TOKYO -- Japanese semiconductor manufacturer Renesas Electronics wants to acquire U.S.-based Integrated Device Technology in a deal that could total well over $6 billion, hoping to expand its global footprint in automotive chips.
The companies are in the final stages of talks and are to meet at the beginning of next week. The prospects for striking an agreement remain unclear, but Renesas is expected to make a tender offer for all of IDT's shares at a premium.
The purchase would be funded with the Japanese company's cash reserves -- which came to about 130 billion yen ($1.17 billion) at the end of June -- as well as bank loans. The final price tag is expected to top the $3.2 billion announced by Renesas for its purchase of U.S.-based Intersil, completed last year.
In a statement issued on Friday, Renesas acknowledged that the the talks are in progress. "While Renesas is considering the reported acquisition to accelerate its business growth, no definitive decision has been reached," Renesas said. The company said it will make a prompt announcement if it makes any concrete decisions.
It also said should it require financing for the deal, it will work out an arrangement with optimal costs.
IDT trades on the Nasdaq and has a market capitalization of about $4.89 billion -- around a third that of Renesas. It reported revenue of $842.76 million and operating income of $110.91 million for the 12 months ended April 1.
California-headquartered IDT is known for its communications chips, used by data centers and telecom companies. It bought a German chip company focused on automotive products in 2015.
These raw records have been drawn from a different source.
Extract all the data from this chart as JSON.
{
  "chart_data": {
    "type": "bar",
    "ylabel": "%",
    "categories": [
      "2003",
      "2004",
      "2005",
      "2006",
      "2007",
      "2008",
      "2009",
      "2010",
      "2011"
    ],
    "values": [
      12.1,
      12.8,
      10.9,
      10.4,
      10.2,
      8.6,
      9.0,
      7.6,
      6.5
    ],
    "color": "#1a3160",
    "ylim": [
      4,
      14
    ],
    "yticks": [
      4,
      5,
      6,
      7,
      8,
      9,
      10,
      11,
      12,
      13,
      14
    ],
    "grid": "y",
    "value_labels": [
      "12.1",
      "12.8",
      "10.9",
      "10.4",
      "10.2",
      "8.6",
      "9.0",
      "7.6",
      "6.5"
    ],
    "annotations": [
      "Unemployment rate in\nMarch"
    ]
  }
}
Renesas is the world's second-largest producer of automotive chips. It hopes to apply IDT's know-how to self-driving systems, which need to be able to transfer large amounts of data.
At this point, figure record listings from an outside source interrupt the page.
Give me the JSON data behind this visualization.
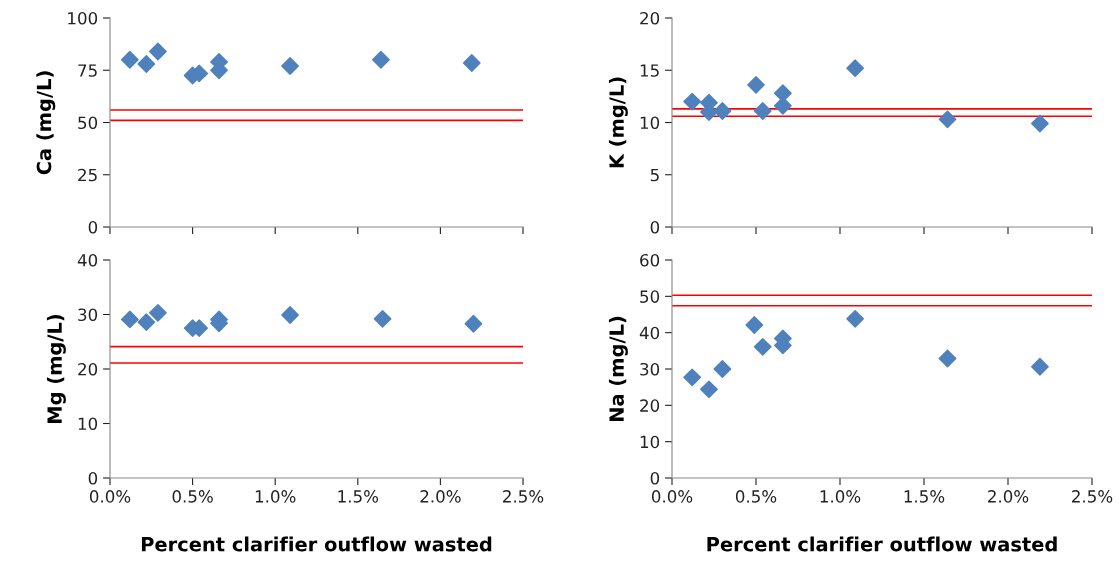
{
  "chart_data": [
    {
      "type": "scatter",
      "ylabel": "Ca (mg/L)",
      "marker": "diamond",
      "tick_labels": "y",
      "x": [
        0.12,
        0.22,
        0.29,
        0.5,
        0.54,
        0.66,
        0.66,
        1.09,
        1.64,
        2.19
      ],
      "series": [
        {
          "color": "#4f81bd",
          "values": [
            80,
            78,
            84,
            72.5,
            73.5,
            79,
            75,
            77,
            80,
            78.5
          ]
        }
      ],
      "xlim": [
        0,
        2.5
      ],
      "xticks": [
        {
          "value": 0,
          "label": null
        },
        {
          "value": 0.5,
          "label": null
        },
        {
          "value": 1,
          "label": null
        },
        {
          "value": 1.5,
          "label": null
        },
        {
          "value": 2,
          "label": null
        },
        {
          "value": 2.5,
          "label": null
        }
      ],
      "ylim": [
        0,
        100
      ],
      "yticks": [
        0,
        25,
        50,
        75,
        100
      ],
      "ref_lines": [
        {
          "axis": "y",
          "value": 56,
          "color": "#ff0000"
        },
        {
          "axis": "y",
          "value": 51,
          "color": "#ff0000"
        }
      ]
    },
    {
      "type": "scatter",
      "ylabel": "K (mg/L)",
      "marker": "diamond",
      "tick_labels": "y",
      "x": [
        0.12,
        0.22,
        0.22,
        0.3,
        0.5,
        0.54,
        0.66,
        0.66,
        1.09,
        1.64,
        2.19
      ],
      "series": [
        {
          "color": "#4f81bd",
          "values": [
            12,
            11.9,
            11,
            11.1,
            13.6,
            11.1,
            12.8,
            11.6,
            15.2,
            10.3,
            9.9
          ]
        }
      ],
      "xlim": [
        0,
        2.5
      ],
      "xticks": [
        {
          "value": 0,
          "label": null
        },
        {
          "value": 0.5,
          "label": null
        },
        {
          "value": 1,
          "label": null
        },
        {
          "value": 1.5,
          "label": null
        },
        {
          "value": 2,
          "label": null
        },
        {
          "value": 2.5,
          "label": null
        }
      ],
      "ylim": [
        0,
        20
      ],
      "yticks": [
        0,
        5,
        10,
        15,
        20
      ],
      "ref_lines": [
        {
          "axis": "y",
          "value": 11.3,
          "color": "#ff0000"
        },
        {
          "axis": "y",
          "value": 10.6,
          "color": "#ff0000"
        }
      ]
    },
    {
      "type": "scatter",
      "ylabel": "Mg (mg/L)",
      "xlabel": "Percent clarifier outflow wasted",
      "marker": "diamond",
      "x": [
        0.12,
        0.22,
        0.29,
        0.5,
        0.54,
        0.66,
        0.66,
        1.09,
        1.65,
        2.2
      ],
      "series": [
        {
          "color": "#4f81bd",
          "values": [
            29.1,
            28.6,
            30.3,
            27.5,
            27.5,
            29.1,
            28.4,
            29.9,
            29.2,
            28.3
          ]
        }
      ],
      "xlim": [
        0,
        2.5
      ],
      "xticks": [
        {
          "value": 0,
          "label": "0.0%"
        },
        {
          "value": 0.5,
          "label": "0.5%"
        },
        {
          "value": 1,
          "label": "1.0%"
        },
        {
          "value": 1.5,
          "label": "1.5%"
        },
        {
          "value": 2,
          "label": "2.0%"
        },
        {
          "value": 2.5,
          "label": "2.5%"
        }
      ],
      "ylim": [
        0,
        40
      ],
      "yticks": [
        0,
        10,
        20,
        30,
        40
      ],
      "ref_lines": [
        {
          "axis": "y",
          "value": 24.1,
          "color": "#ff0000"
        },
        {
          "axis": "y",
          "value": 21.1,
          "color": "#ff0000"
        }
      ]
    },
    {
      "type": "scatter",
      "ylabel": "Na (mg/L)",
      "xlabel": "Percent clarifier outflow wasted",
      "marker": "diamond",
      "x": [
        0.12,
        0.22,
        0.3,
        0.49,
        0.54,
        0.66,
        0.66,
        1.09,
        1.64,
        2.19
      ],
      "series": [
        {
          "color": "#4f81bd",
          "values": [
            27.7,
            24.4,
            30,
            42.1,
            36.1,
            38.4,
            36.5,
            43.8,
            32.9,
            30.6
          ]
        }
      ],
      "xlim": [
        0,
        2.5
      ],
      "xticks": [
        {
          "value": 0,
          "label": "0.0%"
        },
        {
          "value": 0.5,
          "label": "0.5%"
        },
        {
          "value": 1,
          "label": "1.0%"
        },
        {
          "value": 1.5,
          "label": "1.5%"
        },
        {
          "value": 2,
          "label": "2.0%"
        },
        {
          "value": 2.5,
          "label": "2.5%"
        }
      ],
      "ylim": [
        0,
        60
      ],
      "yticks": [
        0,
        10,
        20,
        30,
        40,
        50,
        60
      ],
      "ref_lines": [
        {
          "axis": "y",
          "value": 50.3,
          "color": "#ff0000"
        },
        {
          "axis": "y",
          "value": 47.4,
          "color": "#ff0000"
        }
      ]
    }
  ]
}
Renesas' roots go back to 2003, when it started out as a joint venture between semiconductor operations of Hitachi and Mitsubishi Electric. In 2010, it integrated with NEC Electronics to become Renesas Electronics.
The new company immediately fell into crisis when facilities suffered heavy damage from the March 2011 earthquake and tsunami in northeastern Japan. But it was bailed out by the government-backed Innovation Network Corp. of Japan as well as clients like Toyota Motor in 2013.
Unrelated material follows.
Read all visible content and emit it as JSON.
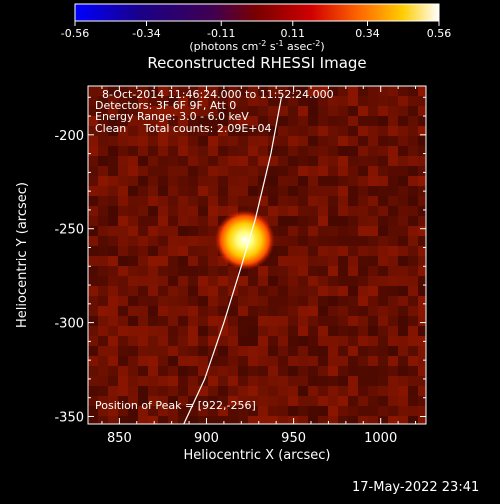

Streamlining efforts and growing chip demand helped the company turn a net profit for fiscal 2014. The INCJ has cut its stake to just over 30% from a peak of nearly 70%.
The semiconductor industry faces a major shift as big players snap up smaller ones around the world. NXP Semiconductors of the Netherlands bought U.S.-based Freescale Semiconductor in 2015. Qualcomm recently gave up on acquiring NXP for $44 billion after Chinese antitrust authorities failed to rule on the deal in time.